0:28:00 > 0:28:03LAUGHTER
0:28:03 > 0:28:05APPLAUSE
0:28:08 > 0:28:11In last place, with -35,
0:28:11 > 0:28:12- it's Bill.- Yes!
0:28:12 > 0:28:16CHEERING
0:28:16 > 0:28:18In third place, with -19, it's Phill.
0:28:18 > 0:28:19CHEERING
0:28:19 > 0:28:22Where's my cheese? I want my cheese.
0:28:22 > 0:28:25Second place, with a magnificent -16,
0:28:25 > 0:28:27it's Alan!
0:28:27 > 0:28:29APPLAUSE
0:28:29 > 0:28:33And the winner, with a really breathtaking five full points,
0:28:33 > 0:28:34it's Claudia.
0:28:34 > 0:28:37CHEERING AND APPLAUSE
0:28:43 > 0:28:47It only remains for me to thank Claudia, Phill, Bill and Alan,
0:28:47 > 0:28:49and I leave you with this.
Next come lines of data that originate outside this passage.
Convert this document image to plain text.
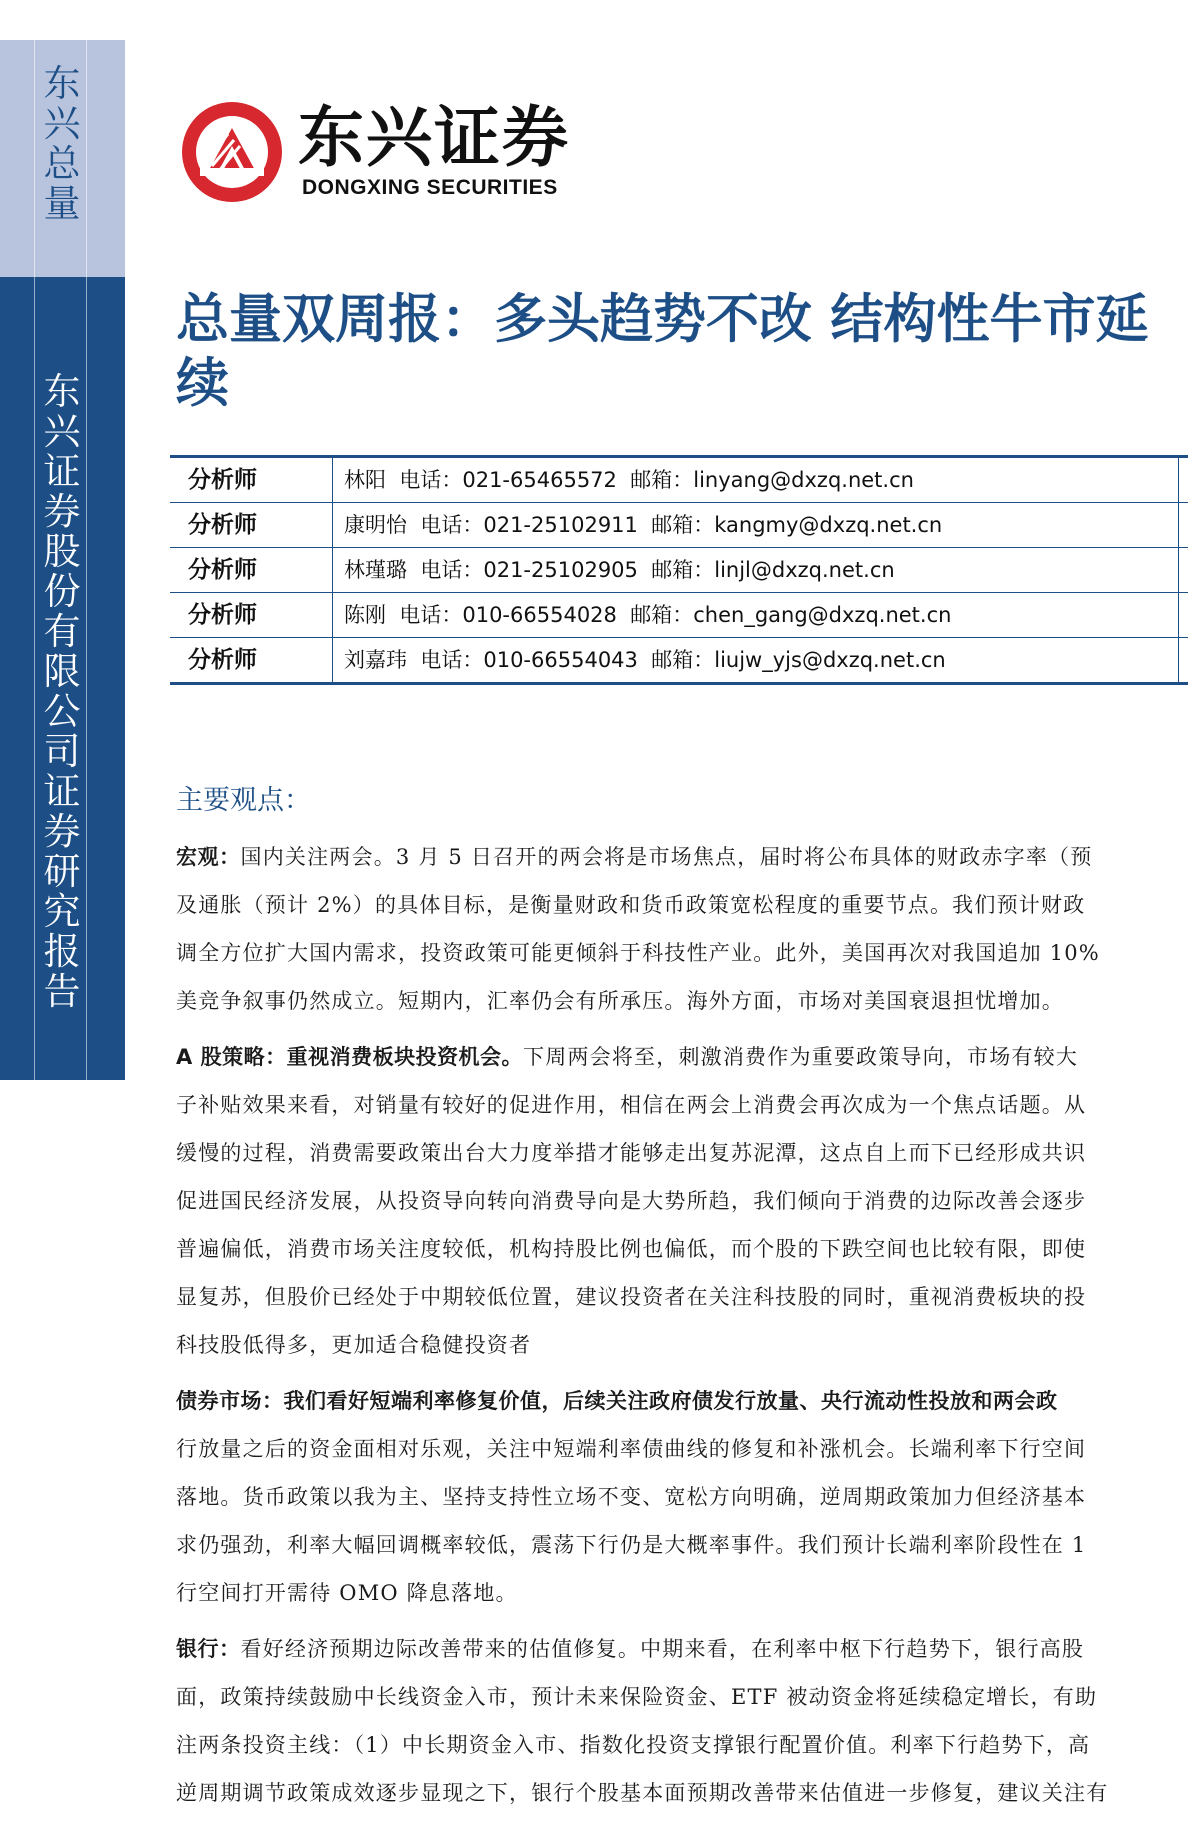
东兴总量
东兴证券股份有限公司证券研究报告
东兴证券
DONGXING SECURITIES
总量双周报：多头趋势不改 结构性牛市延续
分析师	林阳  电话：021-65465572  邮箱：linyang@dxzq.net.cn
分析师	康明怡  电话：021-25102911  邮箱：kangmy@dxzq.net.cn
分析师	林瑾璐  电话：021-25102905  邮箱：linjl@dxzq.net.cn
分析师	陈刚  电话：010-66554028  邮箱：chen_gang@dxzq.net.cn
分析师	刘嘉玮  电话：010-66554043  邮箱：liujw_yjs@dxzq.net.cn
主要观点：
宏观：国内关注两会。3 月 5 日召开的两会将是市场焦点，届时将公布具体的财政赤字率（预
及通胀（预计 2%）的具体目标，是衡量财政和货币政策宽松程度的重要节点。我们预计财政
调全方位扩大国内需求，投资政策可能更倾斜于科技性产业。此外，美国再次对我国追加 10%
美竞争叙事仍然成立。短期内，汇率仍会有所承压。海外方面，市场对美国衰退担忧增加。
A 股策略：重视消费板块投资机会。下周两会将至，刺激消费作为重要政策导向，市场有较大
子补贴效果来看，对销量有较好的促进作用，相信在两会上消费会再次成为一个焦点话题。从
缓慢的过程，消费需要政策出台大力度举措才能够走出复苏泥潭，这点自上而下已经形成共识
促进国民经济发展，从投资导向转向消费导向是大势所趋，我们倾向于消费的边际改善会逐步
普遍偏低，消费市场关注度较低，机构持股比例也偏低，而个股的下跌空间也比较有限，即使
显复苏，但股价已经处于中期较低位置，建议投资者在关注科技股的同时，重视消费板块的投
科技股低得多，更加适合稳健投资者
债券市场：我们看好短端利率修复价值，后续关注政府债发行放量、央行流动性投放和两会政
行放量之后的资金面相对乐观，关注中短端利率债曲线的修复和补涨机会。长端利率下行空间
落地。货币政策以我为主、坚持支持性立场不变、宽松方向明确，逆周期政策加力但经济基本
求仍强劲，利率大幅回调概率较低，震荡下行仍是大概率事件。我们预计长端利率阶段性在 1
行空间打开需待 OMO 降息落地。
银行：看好经济预期边际改善带来的估值修复。中期来看，在利率中枢下行趋势下，银行高股
面，政策持续鼓励中长线资金入市，预计未来保险资金、ETF 被动资金将延续稳定增长，有助
注两条投资主线：（1）中长期资金入市、指数化投资支撑银行配置价值。利率下行趋势下，高
逆周期调节政策成效逐步显现之下，银行个股基本面预期改善带来估值进一步修复，建议关注有
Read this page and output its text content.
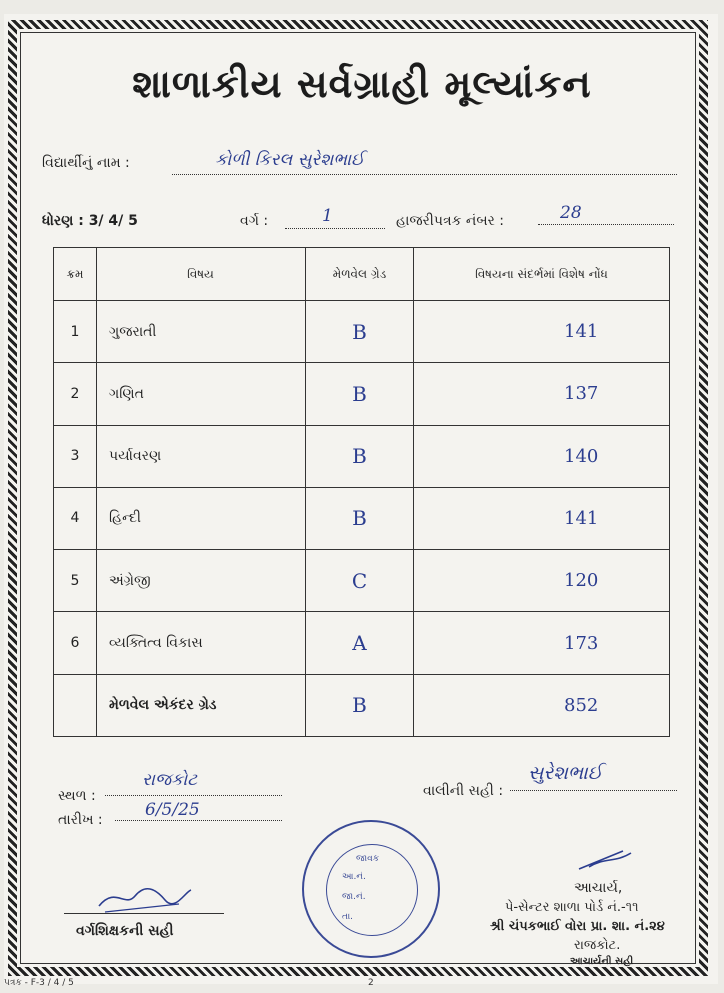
શાળાકીય સર્વગ્રાહી મૂલ્યાંકન
વિદ્યાર્થીનું નામ :	કોળી કિરલ સુરેશભાઈ
ધોરણ : 3/ 4/ 5	વર્ગ :	1	હાજરીપત્રક નંબર :	28
ક્રમ	વિષય	મેળવેલ ગ્રેડ	વિષયના સંદર્ભમાં વિશેષ નોંધ
1	ગુજરાતી	B	141
2	ગણિત	B	137
3	પર્યાવરણ	B	140
4	હિન્દી	B	141
5	અંગ્રેજી	C	120
6	વ્યક્તિત્વ વિકાસ	A	173
	મેળવેલ એકંદર ગ્રેડ	B	852
સ્થળ :
રાજકોટ
તારીખ : 6/5/25
વાલીની સહી :
સુરેશભાઈ
વર્ગશિક્ષકની સહી
જાવક
આ.નં.
જા.નં.
તા.
આચાર્ય,
પે-સેન્ટર શાળા પોર્ડ નં.-૧૧
શ્રી ચંપકભાઈ વોરા પ્રા. શા. નં.૨૪
રાજકોટ.
આચાર્યની સહી
પત્રક - F-3 / 4 / 5	2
0:28:49 > 0:28:51The great conductor Sir Thomas Beecham
0:28:51 > 0:28:52described a musicologist
0:28:52 > 0:28:55as somebody who can read music but can't hear it
0:28:55 > 0:28:58and a gentleman as someone who can play the bagpipes
0:28:58 > 0:29:01but doesn't. LAUGHTER
0:29:01 > 0:29:03That's all from QI this time. Thank you very much.